Goya en su exilio
En junio de 1824, con 78 años de edad, Goya decide abandonar España temeroso de la saña con que Fernando VII persigue a los liberales. El artista pidió permiso al monarca para tomar las aguas en el balneario de Plombières, lo que le permitió conservar su paga oficial, pero se dirigió a Burdeos.
Apenas llegado a esta ciudad, el pintor se propone ir a París desoyendo a las personas de su entorno que le aconsejan prudencia para con su salud. Pero, dada su gran curiosidad, no sorprenden sus prisas por encontrarse con otros artistas o por visitar el salón de 1824 para admirar Les Massacres de Scio, la obra maestra de Delacroix.
En la capital francesa Goya encontraría muy probablemente a José María Cardano, el impresor de sus célebres series de grabados Los caprichos y Los Desastres, y frecuentó al riquísimo refugiado liberal Joaquín Ferrer, con quien discutiría la posibilidad de realizar una serie litográfica sobre la tauromaquia, proyecto que pudo reorientarse hacia una serie de dibujos de costumbres observadas en Burdeos y París, a la manera de «caprichos» franceses. Los álbumes G y H, conocidos como «los álbumes de Burdeos», que ejecutó con lápices negros muy grasos utilizados en litografía, muy significativos y de gran variedad temática, pudieron ser el resultado.
Tras su regreso de París, Goya ya no se moverá de Burdeos —a excepción de dos viajes que realizará a Madrid para arreglar asuntos económicos en la corte—, ciudad en la que moriría cuatro años después a los 82 años. Aquí llevaría una vida familiar en compañía de Leocadia Weiss, la cultivada mujer que ya había estado viviendo con él en la Quinta del Sordo tras separarse de su marido, y los hijos de ésta, Guillermo, que se emanciparía muy pronto, y Rosario Weiss.
Con una exigente sociedad de comerciantes y armadores integrada por protestantes, judíos, católicos y negociantes del mundo entero, Burdeos era en 1924 una villa casi tan importante como Madrid. En la misma estaba de moda entonces la miniatura en pointillé sobre marfil, y que Goya también la practicara demuestra que mantenía los ojos muy abiertos sobre lo que se hacía a su alrededor y echa por tierra la idea de un Goya apartado de todo desde su marcha de Madrid.

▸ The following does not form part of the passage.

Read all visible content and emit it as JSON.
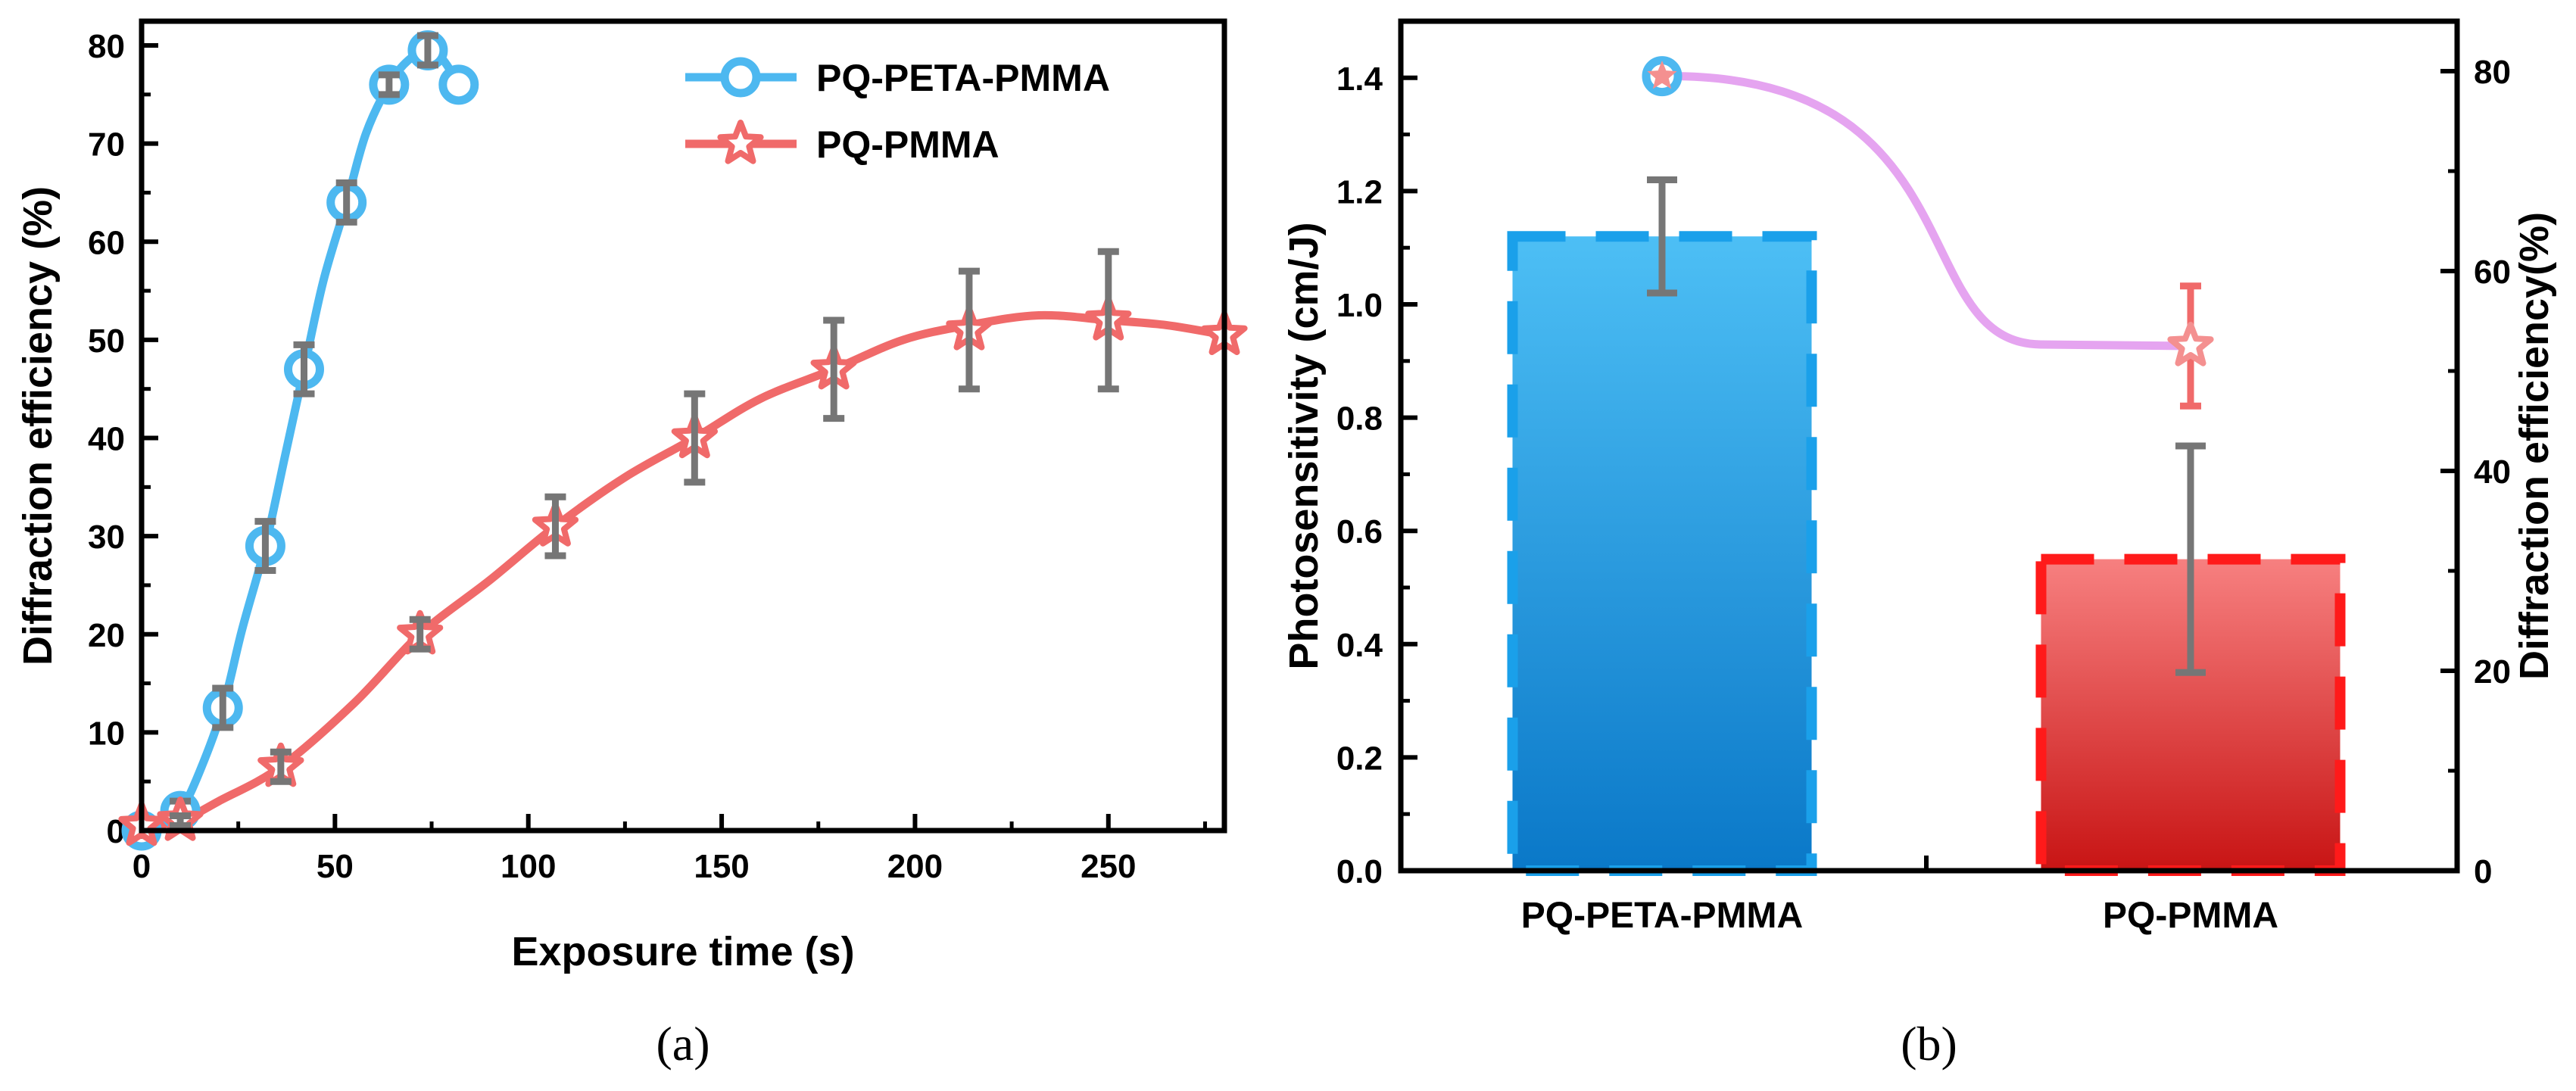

El artista volvería a recurrir a su entorno más cercano para llevar a cabo sus muy venerados Toros de Burdeos, una serie litográfica de cuatro planchas y una quinta que nunca se imprimió que constituyen un conjunto excepcional e innovador en su género y que Goya realizó con un gran maestro en la materia, Cyprien Gaulon. (No es extraño que al pintor le interesara tanto la litografía, ya que le permitía dibujar directamente sobre la piedra la violencia y el dinamismo de una corrida de toros con los lápices de grasa a los que era tan aficionado, mientras que la técnica del grabado obliga a seguir de manera municiosa distintas etapas, algo que debía impacientar a nuestro impulsivo artista).
Toda la obra de los últimos años de Goya está marcada por una negritud también presente de manera inequívoca en la docena de sorprendentes retratos que realizó durante su etapa bordelesa, algunos de los cuales tienen un aire inacabado y expresionista avant l’heure como el de Joaquín Ferrer, el del banquero Juan de Muguiro, el de su gran amigo Moratín o el de su nieto Mariano, un prodigio de sensibilidad.
Pero es con La Lechera de Burdeos con la que la leyenda del artista trasciende la Historia. Más allá de su carácter innovador, esta pintura se desmarca de todas las demás por el optimismo de su colorido y el tema juvenil de una lechera a lomos de un burro, lo que ha incitado a algunos autores a vincular la modelo, e incluso su autoría, a Rosario Weiss, supuesta hija de Goya. En todo caso, esta misteriosa obra anunciadora de un crepúsculo, la más conocida y ensalzada de nuestro genio, fue ejecutada en los últimos meses que le quedarían de vida en Burdeos.